Located in the course of the Thurtha canal constructed by the Raya dynasty of Vijayanagara, the temple gives a unique background to Bhat’s puja. The roof of the temple’s sanctum sactorum was partially damaged during an invasion by Bahmani Sultans, resulting in a large hole. The Shivalinga is illuminated by sunlight sneaking through the hole and water at the base provides a mirror image of Bhat’s actions.
The temple draws crowds --- both devotees and photographers. There is a belief that the if coins thrown at the Shivalinga come to rest on the structure without falling into the water below, then the prayers of the devotee will be answered.

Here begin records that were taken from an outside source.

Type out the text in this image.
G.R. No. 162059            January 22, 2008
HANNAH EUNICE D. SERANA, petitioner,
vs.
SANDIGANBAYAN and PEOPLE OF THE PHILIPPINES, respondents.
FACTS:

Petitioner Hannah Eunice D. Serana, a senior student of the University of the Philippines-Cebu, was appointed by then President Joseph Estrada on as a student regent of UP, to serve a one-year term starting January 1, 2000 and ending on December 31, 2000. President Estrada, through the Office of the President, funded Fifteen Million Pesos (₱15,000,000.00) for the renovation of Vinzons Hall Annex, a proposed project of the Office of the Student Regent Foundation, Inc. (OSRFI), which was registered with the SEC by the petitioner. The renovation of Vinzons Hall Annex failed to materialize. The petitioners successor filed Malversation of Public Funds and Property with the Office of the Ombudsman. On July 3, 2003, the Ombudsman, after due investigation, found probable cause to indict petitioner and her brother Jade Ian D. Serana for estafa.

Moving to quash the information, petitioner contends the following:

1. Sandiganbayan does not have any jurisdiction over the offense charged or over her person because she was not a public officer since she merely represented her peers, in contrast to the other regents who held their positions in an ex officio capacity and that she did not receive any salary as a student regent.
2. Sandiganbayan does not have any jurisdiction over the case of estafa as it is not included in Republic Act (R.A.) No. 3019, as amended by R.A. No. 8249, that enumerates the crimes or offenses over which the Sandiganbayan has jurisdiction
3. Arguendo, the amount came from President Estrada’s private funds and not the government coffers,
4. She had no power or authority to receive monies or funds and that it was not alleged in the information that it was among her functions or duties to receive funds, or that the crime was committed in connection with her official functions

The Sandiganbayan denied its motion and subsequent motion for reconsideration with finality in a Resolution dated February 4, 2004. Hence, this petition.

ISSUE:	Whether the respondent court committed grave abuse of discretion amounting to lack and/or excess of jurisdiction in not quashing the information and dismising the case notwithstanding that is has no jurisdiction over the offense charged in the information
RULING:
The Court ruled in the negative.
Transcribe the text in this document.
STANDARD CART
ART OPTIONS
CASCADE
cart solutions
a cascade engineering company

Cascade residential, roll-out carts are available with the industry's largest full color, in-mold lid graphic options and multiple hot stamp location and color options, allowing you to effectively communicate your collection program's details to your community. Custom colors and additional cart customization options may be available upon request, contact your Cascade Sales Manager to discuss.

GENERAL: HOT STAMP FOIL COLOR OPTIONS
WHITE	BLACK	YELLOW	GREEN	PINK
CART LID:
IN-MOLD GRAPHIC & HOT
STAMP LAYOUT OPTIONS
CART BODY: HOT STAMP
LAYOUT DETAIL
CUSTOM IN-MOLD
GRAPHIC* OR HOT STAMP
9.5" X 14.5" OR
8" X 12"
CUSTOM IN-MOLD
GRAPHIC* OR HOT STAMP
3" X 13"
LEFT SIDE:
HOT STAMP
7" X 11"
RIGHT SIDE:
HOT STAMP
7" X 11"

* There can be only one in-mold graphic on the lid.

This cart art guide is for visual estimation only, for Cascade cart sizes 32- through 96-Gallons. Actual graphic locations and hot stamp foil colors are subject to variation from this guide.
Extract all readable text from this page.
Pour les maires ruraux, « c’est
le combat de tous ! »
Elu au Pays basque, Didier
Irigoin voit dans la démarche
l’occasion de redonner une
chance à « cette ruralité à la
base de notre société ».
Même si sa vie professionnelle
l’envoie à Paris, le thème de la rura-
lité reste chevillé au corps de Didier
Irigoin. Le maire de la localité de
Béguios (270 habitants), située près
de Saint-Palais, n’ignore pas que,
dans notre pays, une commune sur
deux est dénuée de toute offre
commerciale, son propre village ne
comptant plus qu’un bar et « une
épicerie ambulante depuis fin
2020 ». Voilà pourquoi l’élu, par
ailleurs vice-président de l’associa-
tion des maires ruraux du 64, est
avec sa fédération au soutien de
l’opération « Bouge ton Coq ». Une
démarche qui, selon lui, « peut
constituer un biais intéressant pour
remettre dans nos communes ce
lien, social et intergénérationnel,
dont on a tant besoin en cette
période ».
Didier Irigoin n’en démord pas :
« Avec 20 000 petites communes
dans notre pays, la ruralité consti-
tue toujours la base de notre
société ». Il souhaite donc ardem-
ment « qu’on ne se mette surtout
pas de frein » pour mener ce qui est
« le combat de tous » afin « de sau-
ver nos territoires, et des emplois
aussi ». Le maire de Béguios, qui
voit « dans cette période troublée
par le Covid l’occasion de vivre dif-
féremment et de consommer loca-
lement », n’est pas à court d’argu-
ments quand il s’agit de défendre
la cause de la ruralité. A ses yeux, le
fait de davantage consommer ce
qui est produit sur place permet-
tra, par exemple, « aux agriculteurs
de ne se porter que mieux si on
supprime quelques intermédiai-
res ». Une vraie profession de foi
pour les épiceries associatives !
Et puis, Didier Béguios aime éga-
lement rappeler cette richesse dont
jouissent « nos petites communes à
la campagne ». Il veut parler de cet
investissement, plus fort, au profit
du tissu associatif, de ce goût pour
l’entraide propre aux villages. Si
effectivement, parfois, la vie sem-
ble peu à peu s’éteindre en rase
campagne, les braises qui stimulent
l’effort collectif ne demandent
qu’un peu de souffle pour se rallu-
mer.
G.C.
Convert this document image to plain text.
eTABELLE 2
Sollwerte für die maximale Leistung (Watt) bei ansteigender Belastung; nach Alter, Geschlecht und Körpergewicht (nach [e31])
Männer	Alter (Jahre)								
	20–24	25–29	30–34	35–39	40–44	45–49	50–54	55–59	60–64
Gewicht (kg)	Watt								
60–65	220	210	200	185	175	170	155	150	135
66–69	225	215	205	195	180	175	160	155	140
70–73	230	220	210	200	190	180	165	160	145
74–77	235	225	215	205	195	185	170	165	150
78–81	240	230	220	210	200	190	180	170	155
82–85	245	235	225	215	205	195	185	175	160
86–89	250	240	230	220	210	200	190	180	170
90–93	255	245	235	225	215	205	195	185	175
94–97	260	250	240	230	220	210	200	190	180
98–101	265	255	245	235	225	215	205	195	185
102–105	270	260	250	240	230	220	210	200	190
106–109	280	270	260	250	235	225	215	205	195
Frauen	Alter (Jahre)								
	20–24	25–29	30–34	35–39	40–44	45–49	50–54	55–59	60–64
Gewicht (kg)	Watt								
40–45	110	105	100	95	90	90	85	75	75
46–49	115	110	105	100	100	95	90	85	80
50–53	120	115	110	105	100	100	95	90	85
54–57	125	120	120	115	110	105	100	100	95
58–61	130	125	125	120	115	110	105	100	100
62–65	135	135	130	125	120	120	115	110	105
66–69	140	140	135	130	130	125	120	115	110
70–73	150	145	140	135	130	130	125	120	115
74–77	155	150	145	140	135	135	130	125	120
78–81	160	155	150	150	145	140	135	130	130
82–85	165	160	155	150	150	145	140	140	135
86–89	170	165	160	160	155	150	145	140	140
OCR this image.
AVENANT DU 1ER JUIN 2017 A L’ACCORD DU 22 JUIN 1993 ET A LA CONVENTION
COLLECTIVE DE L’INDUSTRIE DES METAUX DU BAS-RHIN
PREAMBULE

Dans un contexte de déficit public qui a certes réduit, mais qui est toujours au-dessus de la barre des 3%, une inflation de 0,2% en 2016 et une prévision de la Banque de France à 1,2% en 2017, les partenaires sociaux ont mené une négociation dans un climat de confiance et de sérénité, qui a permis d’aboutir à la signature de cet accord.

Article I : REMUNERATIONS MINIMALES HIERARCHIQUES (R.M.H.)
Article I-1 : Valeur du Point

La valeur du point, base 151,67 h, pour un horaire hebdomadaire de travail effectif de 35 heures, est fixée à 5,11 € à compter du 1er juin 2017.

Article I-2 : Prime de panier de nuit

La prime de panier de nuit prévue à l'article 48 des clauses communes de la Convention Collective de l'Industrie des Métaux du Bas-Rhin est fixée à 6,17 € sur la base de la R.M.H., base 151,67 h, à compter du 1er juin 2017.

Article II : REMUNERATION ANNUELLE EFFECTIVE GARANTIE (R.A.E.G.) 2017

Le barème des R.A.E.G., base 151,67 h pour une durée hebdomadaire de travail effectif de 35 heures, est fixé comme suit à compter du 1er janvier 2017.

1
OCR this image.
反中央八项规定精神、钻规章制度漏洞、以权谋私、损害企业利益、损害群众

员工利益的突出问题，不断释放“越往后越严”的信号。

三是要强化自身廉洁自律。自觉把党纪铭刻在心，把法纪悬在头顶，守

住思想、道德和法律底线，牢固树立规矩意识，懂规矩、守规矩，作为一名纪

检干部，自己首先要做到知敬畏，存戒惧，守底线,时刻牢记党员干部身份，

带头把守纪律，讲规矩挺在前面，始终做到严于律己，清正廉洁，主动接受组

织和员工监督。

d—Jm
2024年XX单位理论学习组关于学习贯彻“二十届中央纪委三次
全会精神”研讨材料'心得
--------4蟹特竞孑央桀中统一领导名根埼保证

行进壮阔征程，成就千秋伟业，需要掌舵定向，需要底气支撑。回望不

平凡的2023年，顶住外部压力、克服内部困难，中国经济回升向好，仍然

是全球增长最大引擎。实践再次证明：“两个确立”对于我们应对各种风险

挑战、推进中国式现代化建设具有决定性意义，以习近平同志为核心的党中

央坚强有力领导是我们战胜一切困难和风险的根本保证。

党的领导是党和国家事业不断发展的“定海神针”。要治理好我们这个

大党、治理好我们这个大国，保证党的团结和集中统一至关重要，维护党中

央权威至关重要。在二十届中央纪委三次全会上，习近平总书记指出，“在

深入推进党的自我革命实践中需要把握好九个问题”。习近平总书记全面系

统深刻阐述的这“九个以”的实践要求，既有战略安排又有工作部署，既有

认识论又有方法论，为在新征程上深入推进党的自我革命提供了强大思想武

No devotee enters the temple. When they seek blessings of the Lord, the priest picks up the water from the temple and sprinkles on them.The priesthood journey of Bhat started nearly 40 years ago when he arrived at Hampi from a tiny village in Tirthahalli taluk in Shivamogga district to work as a priest at Satyanarayana temple. Later, he was appointed to the Badavi Linga temple by descendants of the Anegundi royal family.
Bhat, who prepares for puja in the morning, waits for someone to drop him to the temple and locals like Ram Singh, Arif and Arif’s father Abbas usually help him post lunch. At the ripe age of 86, Bhat does not miss his duty and stays at the temple until evening.
Helped by a biker, Bhat gets down and settles down for his work immediately. He recognises some people in the crowd and greets them, before he gathers himself at the steps of the temple, filled with water. This has been his routine at this temple. When you try to speak to him, he answers some of the questions like ‘where are you from?’ He says he hails from Kasaravalli in Tirthahalli taluk. Probably, he guesses the questions by observing the lip movements as he has hearing impairment because of his age. Some locals say he came to the town 50 years ago and has been worshipping the Shivalinga for the last three decades.
The temple is believed to be built in the 15th century by a peasant woman and hence the name ‘Badavi Linga’. In fact, no pujas were done at the damaged temple for at least 500 years after the invasion by Muslim rulers until the pontiff of Kanchi mutt in the early 1980s said it should be worshipped as the idol was not harmed during the attack.
Krishnadeva Raya, a descendant of Anegundi Vijayanagara royal family says, “Worshipping of the deity began in the early eighties when Paramacharya from Kanchipuram who visited Hampi told my father Achyuta Devaraya to set aside some rice and a sum of money for the priest every month so that he will regularly worship the Shivalinga... It has been followed since then. We pay the priest once in six months. I met him (Bhat) on Mahashivaratri day and paid him.”
Gautham Basak, founder and faculty of Dristi School of Photography, who has photographed the temple with the priest, says the location, the lighting condition and the character together make it ideal for photography.